Ingredients:
• 1 cup – basmati Rice
• 2 – medium potatoes, peeled and quartered
• 1 cup – small Cauliflower florets
• 1/2 cup – shelled peas
• 1/4 cup – chopped Carrots
• 1 tsp ginger, juliennes
• 2 – Bay Leaves
• 2 – Cloves
• 1 inch Cinnamon stick
• 2 – Cardamoms
• 4 to 5 – whole black peppers
• 1/2 tsp – Ginger powder
• 1/2 tsp – white Cumin seeds
• 1/2 tsp – Black cumin seeds
• 1 tsp – Garam Masala
• 1/4 tsp – Turmeric powder
• 1/2 tsp – Red Chilli powder
• 2 tbsp – oil or Ghee
• 3 cups – water
• salt to taste
Method:
- Deep fry the potatoes and cauliflower florets till light golden brown.
- Heat ghee in a pan. Add the cumin seeds, cloves and allow it to splutter.
- Add bay leaves, peppers, cinnamon and cardamoms.
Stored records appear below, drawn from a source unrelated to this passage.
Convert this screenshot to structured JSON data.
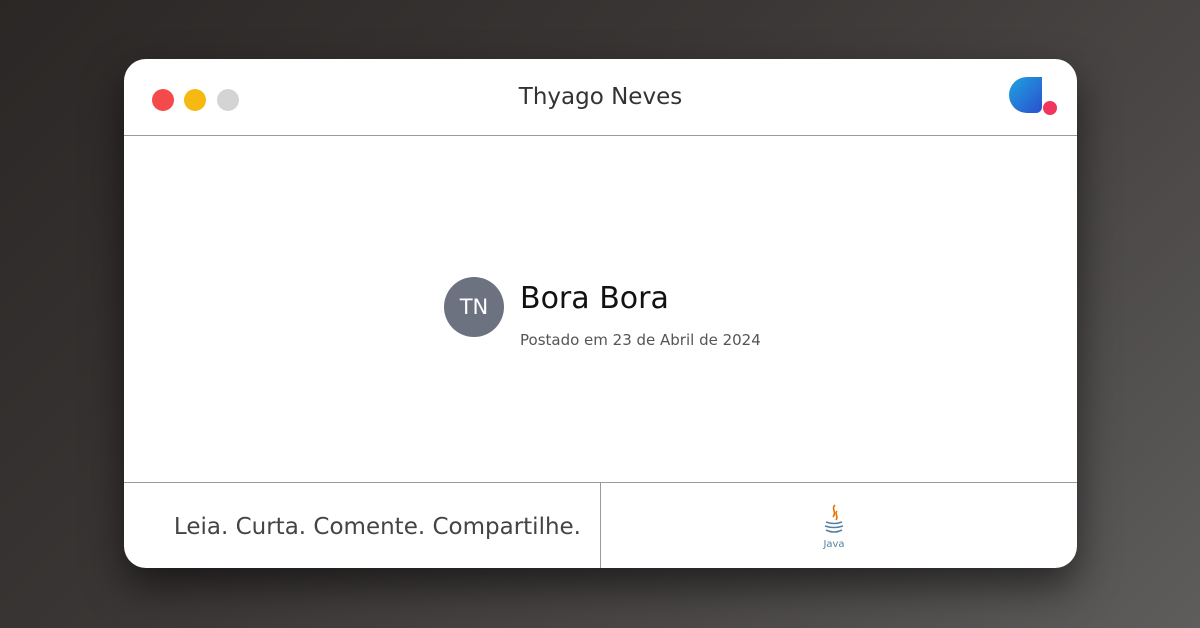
{
  "window": {
    "title": "Thyago Neves",
    "controls": [
      "close",
      "minimize",
      "maximize"
    ],
    "brand_icon": "site-logo-icon"
  },
  "post": {
    "avatar_initials": "TN",
    "title": "Bora Bora",
    "date": "Postado em 23 de Abril de 2024"
  },
  "footer": {
    "tagline": "Leia. Curta. Comente. Compartilhe.",
    "tag_icon": "java-icon",
    "tag_label": "Java"
  },
  "colors": {
    "close": "#f44a4a",
    "minimize": "#f5b912",
    "maximize": "#d4d4d4",
    "avatar_bg": "#6c7280",
    "brand_blue": "#1e7fd8",
    "brand_pink": "#f0365c",
    "java_orange": "#e76f00",
    "java_blue": "#5382a1"
  }
}
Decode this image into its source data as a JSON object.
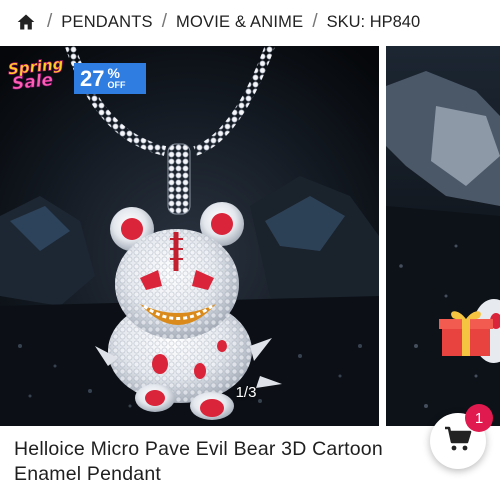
{
  "breadcrumb": {
    "home_icon": "home-icon",
    "separator": "/",
    "items": [
      "PENDANTS",
      "MOVIE & ANIME"
    ],
    "sku": "SKU: HP840"
  },
  "gallery": {
    "counter": "1/3",
    "sale_badge": {
      "word_top": "Spring",
      "word_bottom": "Sale",
      "percent": "27",
      "percent_sign": "%",
      "off": "OFF"
    },
    "gift_icon": "gift-box-icon"
  },
  "cart": {
    "icon": "shopping-cart-icon",
    "count": "1"
  },
  "product": {
    "title": "Helloice Micro Pave Evil Bear 3D Cartoon Enamel Pendant"
  },
  "colors": {
    "badge_blue": "#2f7de1",
    "cart_badge": "#e0194e",
    "enamel_red": "#d9243a"
  }
}
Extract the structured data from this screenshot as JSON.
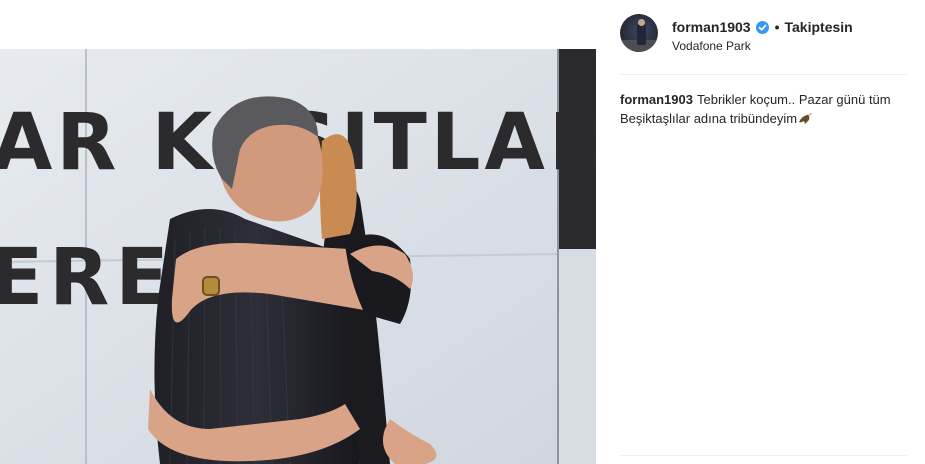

Simmer for a minute.
- Add drained rice and stir gently with spatula for a minute.
- Then add all the other ingredients except water.
- Stir gently for a minute.
- Add 3 cups hot water. Bring to a boil.
- Check taste of water for salt and chillies.
- Simmer covered till rice is cooked and water evaporates.
- Each grain should be separate.
- Serve hot with any curry vegetables.